Download Logic & Action Plan (.pdf)Ongoing Actions
- Reviewing regulations and permitting processes for wetland protection, restoration, and management to streamline the planning and implementation of conservation actions.
- Restoring tidal wetland hydrology and key habitats, such as submerged aquatic vegetation, wetlands, marshland, and riparian buffers, on black duck wintering, migrating, and breeding grounds.
- Supporting partner efforts to improve water level management on managed wetlands by replacing compromised water control structures and repairing leaking levees.
- Restoring submerged aquatic vegetation (SAV) or converted wetlands, managing open marshes (e.g., converting non-tidal waters back to salt marsh), and restoring and managing riparian buffers.
- Implementing long-term protection measures, such as conservation easements, cooperative agreements, or leases, to secure key black duck habitats.
- Monitoring predator management programs that benefit wintering or breeding black duck populations.
- Assessing the impacts of hybridization and disease transmission from captive-bred released waterfowl.

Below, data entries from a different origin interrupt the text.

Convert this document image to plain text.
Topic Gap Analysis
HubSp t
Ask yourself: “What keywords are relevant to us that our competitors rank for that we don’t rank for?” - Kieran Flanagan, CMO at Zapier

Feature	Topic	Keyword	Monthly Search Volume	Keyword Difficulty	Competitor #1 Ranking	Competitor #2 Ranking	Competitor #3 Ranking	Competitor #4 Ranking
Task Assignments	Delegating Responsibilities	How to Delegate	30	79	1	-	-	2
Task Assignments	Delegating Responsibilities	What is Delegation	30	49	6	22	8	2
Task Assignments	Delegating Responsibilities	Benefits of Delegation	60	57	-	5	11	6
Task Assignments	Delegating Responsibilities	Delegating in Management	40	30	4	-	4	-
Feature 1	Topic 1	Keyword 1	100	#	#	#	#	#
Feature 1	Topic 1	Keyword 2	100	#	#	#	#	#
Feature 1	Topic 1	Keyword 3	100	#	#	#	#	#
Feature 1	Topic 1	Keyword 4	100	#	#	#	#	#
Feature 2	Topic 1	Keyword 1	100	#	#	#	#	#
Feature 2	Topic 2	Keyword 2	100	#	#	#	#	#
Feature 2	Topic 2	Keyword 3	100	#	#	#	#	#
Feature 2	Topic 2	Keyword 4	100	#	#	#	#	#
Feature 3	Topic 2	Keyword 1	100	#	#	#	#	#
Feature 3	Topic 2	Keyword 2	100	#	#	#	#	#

- Maintaining engagement and communication with local officials.
Completed Actions
2024
- The Black Duck Action Team merged with the Wetlands Workgroup and expanded its focus to include all marsh-related waterbirds.
2021
- USGS created a Habitat Vulnerability Assessment tool to estimate food availability across five main wetland cover types used by overwintering American Black Ducks: subtidal, freshwater, high marsh, low marsh, and mudflat. Bioenergetics models, simplified into energetic demand and supply, informed the North American Waterfowl Management Plan (NAWMP). By analyzing the difference between supply and demand, conservation planning can be directed to determine "what, where, and how much" habitat is needed to achieve the target carrying capacity.
2016
- Developing a decision support tool to estimate habitat needs and map target habitat areas for black ducks wintering in the Chesapeake Bay watershed and across the Atlantic Flyway, using this tool to determine the best places to manage, enhance and/or restore wetlands for wintering, migrating or breeding black ducks.
- Completing energetics models for several U.S. Fish and Wildlife Service refuges and forecasting the potential loss of habitat from sea-level rise and development in order to define food availability for black ducks and understand food availability changes.
- Keeping local officials engaged and informed.